La recepción de la literatura africana actual no ha conseguido deshacerse por entero de los presupuestos ideológicos que estableció el colonialismo, y que se repitieron punto por punto durante el momento de máximo desarrollo del movimiento humanitario, durante la década los 90. La simple expresión de literatura africana no tiende a interpretarse, en primera instancia, como el conjunto de obras que proceden de África, sino como la literatura escrita por autores africanos de raza negra. Lo más grave de esta aproximación irreflexiva no es ya que deje fuera a autores blancos de tanta trascendencia como Nadine Gordimer o J. M. Coetzee, sino que, de una manera u otra, confina a los autores negros en el papel de demiurgos de un mundo desconocido, de simples traductores de la realidad africana a la lengua del colonizador. El riesgo que se corre entonces, acentuado por la consideración del éxito de ventas como un criterio determinante de la calidad literaria, es el de acabar considerando como autores africanos de mayor valor a aquéllos que tan sólo se limitan a confirmar los tópicos y estereotipos vigentes entre los lectores europeos.

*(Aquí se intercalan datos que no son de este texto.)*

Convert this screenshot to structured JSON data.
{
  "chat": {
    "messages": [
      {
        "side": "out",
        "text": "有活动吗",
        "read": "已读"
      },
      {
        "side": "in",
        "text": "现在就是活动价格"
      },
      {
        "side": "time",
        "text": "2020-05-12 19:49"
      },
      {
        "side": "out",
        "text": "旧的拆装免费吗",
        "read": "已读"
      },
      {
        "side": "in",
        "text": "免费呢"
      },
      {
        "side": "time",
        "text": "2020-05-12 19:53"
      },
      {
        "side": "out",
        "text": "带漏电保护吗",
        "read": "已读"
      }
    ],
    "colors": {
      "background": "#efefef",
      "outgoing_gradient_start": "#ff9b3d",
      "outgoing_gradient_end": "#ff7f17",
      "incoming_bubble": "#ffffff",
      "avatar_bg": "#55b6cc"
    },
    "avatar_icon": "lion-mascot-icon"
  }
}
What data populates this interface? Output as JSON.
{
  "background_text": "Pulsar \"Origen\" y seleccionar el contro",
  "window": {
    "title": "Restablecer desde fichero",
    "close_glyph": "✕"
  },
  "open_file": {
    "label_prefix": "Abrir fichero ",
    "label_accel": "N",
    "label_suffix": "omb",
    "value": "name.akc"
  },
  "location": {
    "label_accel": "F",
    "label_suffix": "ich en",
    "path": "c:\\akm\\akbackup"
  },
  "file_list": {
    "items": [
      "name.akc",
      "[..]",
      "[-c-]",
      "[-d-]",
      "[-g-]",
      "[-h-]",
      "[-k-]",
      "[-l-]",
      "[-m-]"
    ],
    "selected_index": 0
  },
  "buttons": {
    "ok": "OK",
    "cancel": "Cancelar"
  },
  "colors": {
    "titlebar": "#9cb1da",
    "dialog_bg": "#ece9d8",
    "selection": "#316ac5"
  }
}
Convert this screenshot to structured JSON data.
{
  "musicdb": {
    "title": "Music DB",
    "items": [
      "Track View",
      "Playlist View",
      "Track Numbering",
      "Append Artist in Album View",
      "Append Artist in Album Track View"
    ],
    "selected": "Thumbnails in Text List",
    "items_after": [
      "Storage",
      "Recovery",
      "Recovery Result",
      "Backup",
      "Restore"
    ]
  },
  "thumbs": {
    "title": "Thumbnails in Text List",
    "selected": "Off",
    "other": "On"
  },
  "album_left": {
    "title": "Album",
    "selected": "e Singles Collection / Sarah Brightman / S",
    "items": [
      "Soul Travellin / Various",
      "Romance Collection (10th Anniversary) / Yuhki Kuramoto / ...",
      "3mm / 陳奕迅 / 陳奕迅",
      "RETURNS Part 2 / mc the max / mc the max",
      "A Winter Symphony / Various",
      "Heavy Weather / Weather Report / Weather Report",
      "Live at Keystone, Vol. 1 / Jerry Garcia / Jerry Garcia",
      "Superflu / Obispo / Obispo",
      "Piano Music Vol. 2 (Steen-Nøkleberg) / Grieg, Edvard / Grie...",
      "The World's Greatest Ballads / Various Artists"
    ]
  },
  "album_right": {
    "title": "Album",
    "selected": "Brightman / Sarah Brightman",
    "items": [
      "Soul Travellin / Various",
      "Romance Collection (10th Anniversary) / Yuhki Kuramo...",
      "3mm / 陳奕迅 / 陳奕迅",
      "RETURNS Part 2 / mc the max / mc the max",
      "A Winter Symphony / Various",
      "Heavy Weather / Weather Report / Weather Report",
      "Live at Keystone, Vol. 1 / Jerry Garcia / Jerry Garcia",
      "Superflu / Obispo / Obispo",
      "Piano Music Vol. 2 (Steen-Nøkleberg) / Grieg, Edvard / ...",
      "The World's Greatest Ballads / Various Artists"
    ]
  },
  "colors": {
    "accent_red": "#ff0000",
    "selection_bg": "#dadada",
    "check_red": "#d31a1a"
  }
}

Son sin duda numerosos los casos de escritores que conjuran este riesgo, algunos con un importante reconocimiento internacional como Wole Soyinka, premio Nobel en 1987. Pero quizá una de las trayectorias más ilustrativas para reclamar que los autores africanos sean juzgados sobre todo como autores, y no sólo como africanos, destruyendo por fin los prejuicios heredados del colonialismo, es la del angoleño José Luandino Vieira. Nacido en Portugal en 1935 y criado por su familia en los barrios pobres y marginales de la capital angoleña, Luandino se incorpora al movimiento anticolonial encabezado por Agostinho Neto, el Movimiento Popular para la Liberación de Angola (MPLA), y sufre prisión y confinamiento por parte de la dictadura salazarista. Su obra literaria, con narraciones excepcionales como A vida verdadeira de Domingos Xavier, No antigamente, na vida, Joao Vêncio: os seus amores o Nós, os de Makulusu, parece quedar en tierra de nadie al recorrer un singular camino creativo. Luandino no parte de las tradiciones orales ni de lenguas como el umbundu para expresarlas en portugués, sino que va desde el portugués hacia las tradiciones orales y la lengua que conoció en su infancia y que hizo suyas a lo largo de su vida, creando una lengua literaria y una materia narrativa de una perturbadora belleza y originalidad.

José Luandino Vieira es uno de los autores africanos a los que corresponde el mérito de obligar a que se reformulen, no ya las respuestas, sino las preguntas que dejó establecidas el colonialismo europeo. En 1963, la concesión del premio Casa do Imperio provocó duras protestas por parte de los escritores portugueses de la época. En 2006, sería Luandino Vieira quien rechazase el premio Camoens.